The battle over Checked Exceptions in Java has been around for a while, but there's really one major case that I think promotes Checked Exceptions more than anything else. FRAMEWORKS. Java has been undeniably successfully for the past decade and for the last 9 years of that, frameworks have lead the way. From Struts to Hibernate to Spring to all the good stuff from Apache, Java would be no where near as strong without frameworks. These external frameworks perform complicated actions in many cases and they have to be able to throw specific errors as a means of communicating errors. Being able to force the recognition and handling of these errors makes frameworks more stable and improves the code that uses them. I think that the proposed advanced error handling mechanism that just missed out as part of the project coin JDK 7 updates would be a far better solution for the generic error cases of catch..rethrow, catch..log, catch..log..rethrow. Checked exceptions should be reserved for those special cases where errors are dramatic and need to be handled. But then again, isn't that what an exceptional situation is by definition. Response on the Grabity Blog

Tim Boudreau replied on Thu, 2009/09/17 - 5:30pm

IMO the problem is that in a certain set of situations, checked exceptions make sense - for example, if you are modelling in software, say, a hardware device or wire protocol that has a set of well-defined failure modes (think LDAP/JNDI [almost twice as many exception classes as there are non-exception classes in API - monstrous!], for example), or where, if the exceptional state is unhandled, an airplane will crash.

But software being what it is, and Java being what it is, you end up with an of API that ends up being (ab)used well beyond its intended scope, where in fact those exceptions will never happen and don't make sense.  Inheritance being what it is, there is no way to convert a parent class's exceptions into unchecked exceptions.  So we end up with APIs full of checked exceptions because they're (ab)using or inheriting from something else that throws checked exceptions.

Think about it - there are plenty of exceptions that would be *useful* as checked exceptions some small part of the time (NumberFormatException, for example;  MalformedURLException if you're writing a web browser, but practically never otherwise).  The problem might be that the division of checked/unchecked is too rigid in Java, not that one is necessarily always preferable to the other.

-Tim

Marius Scurtescu replied on Thu, 2009/09/17 - 7:13pm

@mgira, don't get me wrong, I am not defending checked exception, all I am saying is that many of the arguments brought forth do not hold water IMO.

One thing that checked exceptions can do and unchecked cannot is to bring awareness.
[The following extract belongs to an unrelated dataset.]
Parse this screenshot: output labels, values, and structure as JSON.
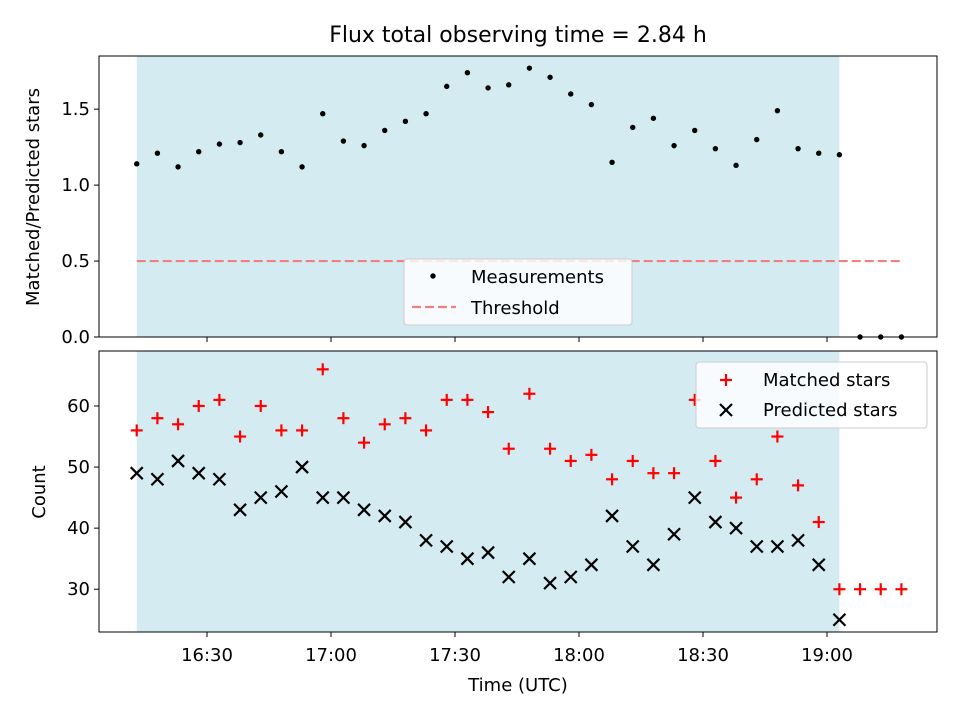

Unchecked exceptions are out of sight and out of mind, very unlikely you will write code to deal with them. It is extremely hard to deal with unchecked exceptions because you don't know where they are thrown. Even worse, some library you depend on my start throwing some unchecked exceptions after a library upgrade, now suddenly all code depending on it is potentially broken, and fixing is very complex (no compiler support for starters).

The argument with the unexperienced developer is invalid. If someone does not have the skills to deal with checked exceptions, how on earth will that person deal with the unchecked ones? Just ignoring the whole issue is not solving it.